I get an exhaustive list of all the over-the-counter eye drops patients have used, as well as feedback on any prescription medications they’ve tried. In most cases, they’ve been using inexpensive eye drops 4 to 10 times per day, resulting in preservative-driven toxicity, rather than high-quality lubrication that supports the ocular surface. Some of those who have used immunomodulators say they “didn’t really do anything.” An important follow-up question is, “How long were you on the therapy?” I often find that they didn’t utilize the medication long enough to produce significant therapeutic effects. It’s a classic example of the importance of setting expectations.
Signs and symptoms of DED don’t always align, so we can’t base therapeutic outcomes on symptoms alone. In addition to checking staining in Sjögren syndrome patients, we test tear breakup time, osmolarity (ScoutPro Osmolarity System, Trukera Medical), and MMP-9 (InflammaDry, Quidel), and we recheck these metrics at follow-up visits. In the future we will add the test for lactoferrin and IgE (T-POC Lactoferrin, Verséa Ophthalmics).
Although Sjögren syndrome initiates aqueous deficient DED, all of my Sjögren patients also have other DED problems, such as meibomian gland dysfunction (MGD), rosacea, and/or demodex blepharitis. Treatment goals are to stimulate aqueous production, support the ocular surface, and alleviate other contributing conditions.
To encourage atrophied lacrimal glands to produce more aqueous, we turn to therapies that stimulate the nasal nerve, which in turn stimulates the lacrimal functional unit (lacrimal gland, accessory glands, meibomian glands, and mucin-producing goblet cells). Our mechanical option is a small external device (iTEAR100, Olympic Ophthalmics) and the chemical option is varenicline nasal spray.

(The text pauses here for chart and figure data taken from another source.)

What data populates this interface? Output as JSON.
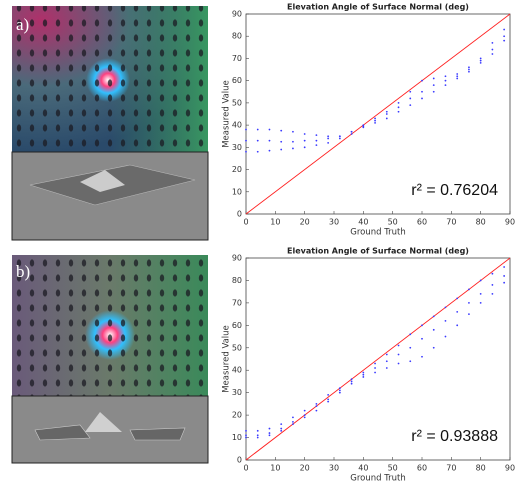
{
  "chart_data": [
    {
      "type": "scatter",
      "panel_label": "a)",
      "title": "Elevation Angle of Surface Normal (deg)",
      "x_label": "Ground Truth",
      "y_label": "Measured Value",
      "annotation": "r² = 0.76204",
      "x": [
        0,
        4,
        8,
        12,
        16,
        20,
        24,
        28,
        32,
        36,
        40,
        44,
        48,
        52,
        56,
        60,
        64,
        68,
        72,
        76,
        80,
        84,
        88
      ],
      "series": [
        {
          "color": "#3a3aff",
          "values": [
            38,
            38,
            38,
            37.5,
            37,
            36,
            35.5,
            35,
            35,
            37,
            40,
            43,
            46,
            50,
            55,
            60,
            61,
            62,
            63,
            66,
            70,
            77,
            83
          ]
        },
        {
          "color": "#3a3aff",
          "values": [
            33,
            33,
            33,
            32.5,
            32.5,
            33,
            33,
            34,
            35,
            37,
            39.5,
            42,
            45,
            48,
            52,
            55,
            58,
            60,
            62,
            65,
            69,
            74,
            80
          ]
        },
        {
          "color": "#3a3aff",
          "values": [
            28,
            28,
            28.5,
            29,
            29.5,
            30,
            31,
            32,
            34,
            36,
            39,
            41,
            43,
            46,
            49,
            52,
            55,
            58,
            61,
            64,
            68,
            72,
            78
          ]
        }
      ],
      "line_color": "#ff2020",
      "xlim": [
        0,
        90
      ],
      "ylim": [
        0,
        90
      ],
      "xticks": [
        0,
        10,
        20,
        30,
        40,
        50,
        60,
        70,
        80,
        90
      ],
      "yticks": [
        0,
        10,
        20,
        30,
        40,
        50,
        60,
        70,
        80,
        90
      ]
    },
    {
      "type": "scatter",
      "panel_label": "b)",
      "title": "Elevation Angle of Surface Normal (deg)",
      "x_label": "Ground Truth",
      "y_label": "Measured Value",
      "annotation": "r² = 0.93888",
      "x": [
        0,
        4,
        8,
        12,
        16,
        20,
        24,
        28,
        32,
        36,
        40,
        44,
        48,
        52,
        56,
        60,
        64,
        68,
        72,
        76,
        80,
        84,
        88
      ],
      "series": [
        {
          "color": "#3a3aff",
          "values": [
            13,
            13,
            14,
            16,
            19,
            22,
            25,
            29,
            32,
            36,
            39,
            43,
            47,
            51,
            56,
            60,
            64,
            68,
            72,
            76,
            80,
            83,
            86
          ]
        },
        {
          "color": "#3a3aff",
          "values": [
            11,
            11,
            12,
            14,
            17,
            20,
            24,
            27,
            31,
            35,
            38,
            41,
            44,
            47,
            50,
            54,
            58,
            62,
            66,
            70,
            74,
            78,
            82
          ]
        },
        {
          "color": "#3a3aff",
          "values": [
            10,
            10,
            11,
            13,
            16,
            19,
            22,
            26,
            30,
            34,
            37,
            39,
            41,
            43,
            44,
            46,
            50,
            55,
            60,
            65,
            70,
            74,
            79
          ]
        }
      ],
      "line_color": "#ff2020",
      "xlim": [
        0,
        90
      ],
      "ylim": [
        0,
        90
      ],
      "xticks": [
        0,
        10,
        20,
        30,
        40,
        50,
        60,
        70,
        80,
        90
      ],
      "yticks": [
        0,
        10,
        20,
        30,
        40,
        50,
        60,
        70,
        80,
        90
      ]
    }
  ]
}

Sjögren patients should use artificial tears at least 4 times per day (breakfast, lunch, dinner, and bedtime), which makes it essential to use a preservative-free formulation. I recommend iVIZIA because the combination of povidone, hyaluronic acid, and trehalose has osmoprotective properties for the ocular surface.4 The practical advantages, including an accurate, easy-to-use, multidose bottle, contact lens compatibility, and widespread availability, make it an easy decision for me. I often use punctal plugs to retain aqueous on the surface, and I prescribe an immunomodulator such as cyclosporine (Cequa; Restasis, Allergan) or lifitegrast (Xiidra, Novartis) for patients with hyperosmolarity.
Targeted interventional treatments for MGD, ocular rosacea or demodex blepharitis follow the same regimen as patients without Sjögren syndrome. For example, patients with ocular rosacea have intense pulsed light treatment (Icon, Cynosure; OptiLight, Lumenis) and a combination of heat and expression (iLux, Alcon; LipiFlow, Johnson & Johnson; TearCare, Sight Sciences).
In addition to the 3 treatments steps, we also direct all Sjögren patients to the Sjögren’s Foundation (Sjogrens.org) for information and support. It’s also an excellent resource for doctors to find support in treating the unique needs of Sjögren syndrome patients.